The Yeti's sensitivity and recording quality make it well worth its cost to any serious podcaster.
In the professional audio world, Blue Microphones is probably best known for the Bottle condenser microphone, which costs thousands of pounds, and the Baby Bottle, which merely costs several hundred. The Yeti USB microphone is one of several recent forays into home audio and while it’s far from cheap at £100, it’s certainly within the reach of most home recording enthusiasts.
The Yeti contains three 14mm tuned condenser capsules of the kind that Blue has built its reputation on. Condensers are popularly used for studio recording, largely thanks to their sensitivity, but require precision manufacturing, which accounts for a large part of the Yeti’s price.
A mic of this quality is a very versatile tool. Blue has supplemented this by building four different modes into it. Stereo mode is designed to capture sound sources in a way that sounds realistic to the human ear. Cardiod focuses recording on sources directly in front of the mic – a favourite for simple vocal recording. Omnidirectional picks up sound equally from all directions and is designed to give the best results if you’re recording multiple sound sources, such as a conversation or a group of musicians.
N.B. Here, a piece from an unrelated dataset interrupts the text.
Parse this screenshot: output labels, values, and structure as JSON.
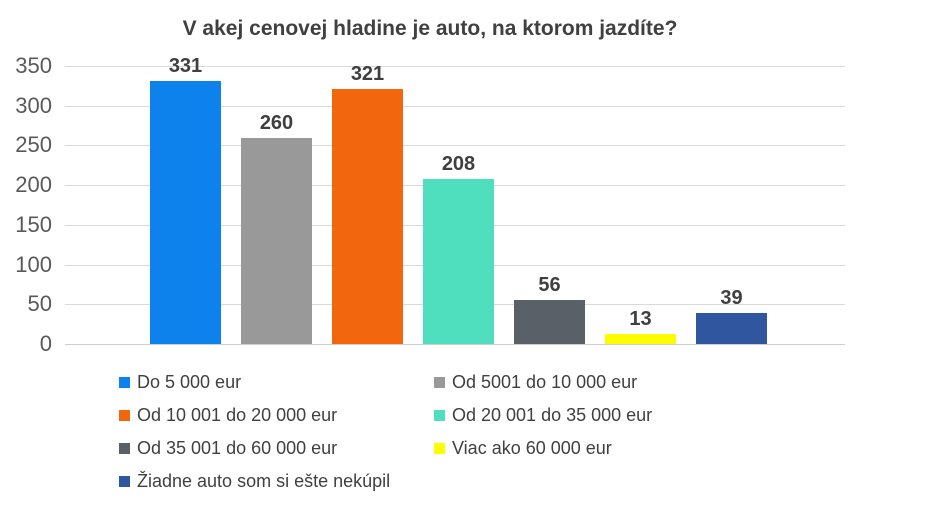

Finally, bidirectional mode emphasises sound at the front and rear of the mic, as required for interviews.
We loved the rich presence of the stereo and omnidirectional modes and the precision and accuracy of both vocal and instrumental recordings. Voices were perfectly nuanced and realistic, while every harmonic and fret noise of our steel strung guitar was true to life.
All modes, even cardiod, are very susceptible to ambient noise, due to the mic’s sensitivity. For best results, you’ll want to use it in a very quiet, or preferably sound-proofed, room. You’ll also want to make sure that the computer you’re recording on to is as quiet as possible. Interference from our PC and power sources was virtually non-existent, which is one of the main arguments in favour of USB recording equipment. A 5m USB expansion cable is a good additional buy, that way you can place your PC in the next room.
A gain knob allows you to raise and lower the microphone’s output volume, which is handy in noisy environments or when recording quiet sounds. A 3.5mm stereo headphone socket provides zero-latency monitoring and a mute button allows you to cut the microphone in and out as required.
The microphone comes screwed to its own heavily weighted desk stand, but also has a standard threaded mounting for a mic stand. However you use it, it’s bulky. Blue suggests taking it out to record live or environmental sound, but we can’t see it moving far from our desk.
Its THX certification is a nice touch, but an unnecessary one, as its quality speaks for itself. This outstanding microphone is, in combination with free recording software such as Audacity, a one-stop solution for anyone who’s serious about home podcasting and vocal recording. The price is off-putting and you’ll definitely need to create a quiet space to use it, but the Yeti is now our first choice for clean, accurate voice capture.